‘I don’t have all the time in the world to wait for an apology’
Last week, as the Taoiseach stood in the Dáil avoiding making an apology for State involvement in the Magdalene laundries, the former pupil of St Mary’s Training School at Stanhorpe St was undergoing a radiotherapy session in the UK.
She was too sick to return home to Ireland.
“I caught a bit on BBC News. How can anyone suggest that those places were a refuge? I nearly starved there. Working all day long using red hot machines that if you didn’t go fast enough, your fingers could go into? Working all day every day for three years for nothing and my mother thought I was getting an education?” she said.
The Magdalene survivors’ advocacy groups have long emphasised the urgent need for an apology as the survivors are ageing. Nobody better illustrates that point than Kathleen.

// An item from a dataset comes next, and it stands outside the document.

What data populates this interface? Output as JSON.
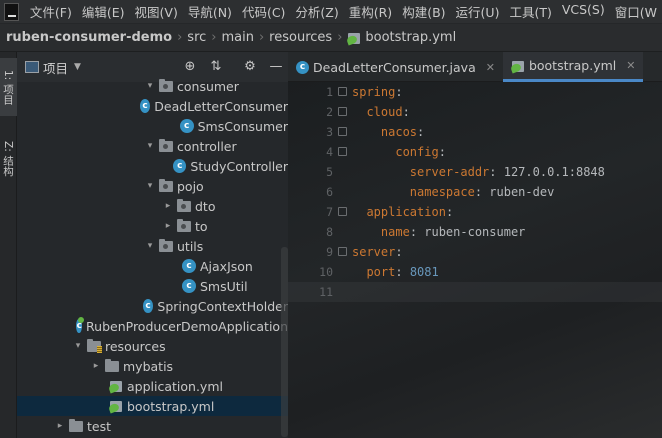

“I remember saying to Steven [O’Riordan of Magdalene Survivors Together] that all I wanted was to live long enough to see everything come out, to see them say sorry and compensate us for what happened to us,” she said.
Kathleen feels the Magdalene women are being “cheated” by Taoiseach Enda Kenny. St Mary’s Training School wasn’t included in the McAleese report as, on paper, it wasn’t a laundry.
When her mother brought her to her new Dublin school, she thought she was signing her daughter up for an education.
“I remember when the nuns interviewed me with my mother, they asked ‘Do you sing? You will be very pleased to hear we have a choir’. Yet, when I went in the doors, within 10 or 15 minutes, they put me to work on a burning hot steam roller, pushing through sheets to be pressed. They sent reports and everything to my mother. They said I was getting very high marks in my studies. I was too scared to tell my mother the truth when I’d see her once a year,” she said.
The Taoiseach will meet with survivors of the laundries next week. Meanwhile, Fianna Fáil, which denied State involvement in the laundries during its time in power but apologised for this failure this week, is to use its Dáil time to hold a two-day debate on the need for an apology and redress.
But Justice for Magdalenes has warned the Government that many survivors will only meet the Taoiseach and Tánaiste Eamon Gilmore if they are assured of confidentiality.